A representative example is the management of curricular content. One government decides to modify the school program to, for example, incorporate technological skills and critical thinking, another to improve reading and writing, the list is endless. Surely, when the next administration takes office, these modifications will be discarded and a new approach will be proposed, arguing that the previous reform was inadequate.

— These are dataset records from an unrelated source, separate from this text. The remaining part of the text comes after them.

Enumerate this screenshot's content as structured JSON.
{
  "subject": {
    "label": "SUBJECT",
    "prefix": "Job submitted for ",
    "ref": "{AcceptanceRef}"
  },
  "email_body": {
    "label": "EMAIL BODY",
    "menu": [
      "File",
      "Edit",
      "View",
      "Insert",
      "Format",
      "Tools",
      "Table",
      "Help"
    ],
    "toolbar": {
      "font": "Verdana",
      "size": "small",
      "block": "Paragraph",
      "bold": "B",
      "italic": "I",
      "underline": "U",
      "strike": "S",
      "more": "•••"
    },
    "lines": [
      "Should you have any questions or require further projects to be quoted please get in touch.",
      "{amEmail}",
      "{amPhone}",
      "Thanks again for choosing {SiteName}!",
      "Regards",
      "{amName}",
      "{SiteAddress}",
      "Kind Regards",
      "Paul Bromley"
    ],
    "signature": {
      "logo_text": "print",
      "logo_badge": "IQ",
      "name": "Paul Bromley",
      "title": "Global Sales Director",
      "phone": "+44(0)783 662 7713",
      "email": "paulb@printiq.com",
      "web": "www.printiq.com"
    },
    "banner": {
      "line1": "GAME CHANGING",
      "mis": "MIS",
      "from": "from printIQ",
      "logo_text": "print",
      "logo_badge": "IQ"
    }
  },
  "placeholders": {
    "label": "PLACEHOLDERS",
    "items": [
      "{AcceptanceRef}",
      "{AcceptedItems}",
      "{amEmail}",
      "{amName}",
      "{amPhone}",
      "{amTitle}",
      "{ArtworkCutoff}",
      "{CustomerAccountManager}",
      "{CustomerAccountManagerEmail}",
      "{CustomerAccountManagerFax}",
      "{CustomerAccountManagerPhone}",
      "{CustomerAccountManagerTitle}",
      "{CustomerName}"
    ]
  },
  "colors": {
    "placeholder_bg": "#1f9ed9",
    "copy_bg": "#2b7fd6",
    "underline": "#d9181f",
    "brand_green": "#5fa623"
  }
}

The irony of the case is that this not only occurs between governments of opposing political parties, but even between administrations of the same political group, as demonstrated by the current educational reform carried out by the government of the Autonomous City of Buenos Aires.

A first solution to this endless succession of restarts is to grant privately managed schools the autonomy to design their study plans, instead of being subject to political swings, integrating the needs and demands of contemporary society, as well as the expectations of the families who trust them, allowing different visions and pedagogical approaches to coexist and offer real alternatives to families and students.

Instead of going back to square one every time a government changes, this reform would allow privately managed educational institutions to generate a continuous cycle of improvement and evolution, based on accumulated experience and capacity for innovation, and they would be the parents themselves. , no longer the experts currently in charge of outlining educational policies, who supervise schools based on the essential publicity of any evaluation that is carried out.

Isn’t it worth evaluating? I think so. Otherwise we will continue to start over again and again, like the myth of Sisyphus. But what we are talking about is not a Greek tragedy, but rather the future of generations of children and young people who spend critical years of their training in the midst of continuous experiments that have led us to the shameful educational reality that we have to live today.

Member of the National Academy of Education and Rector of UCEMA.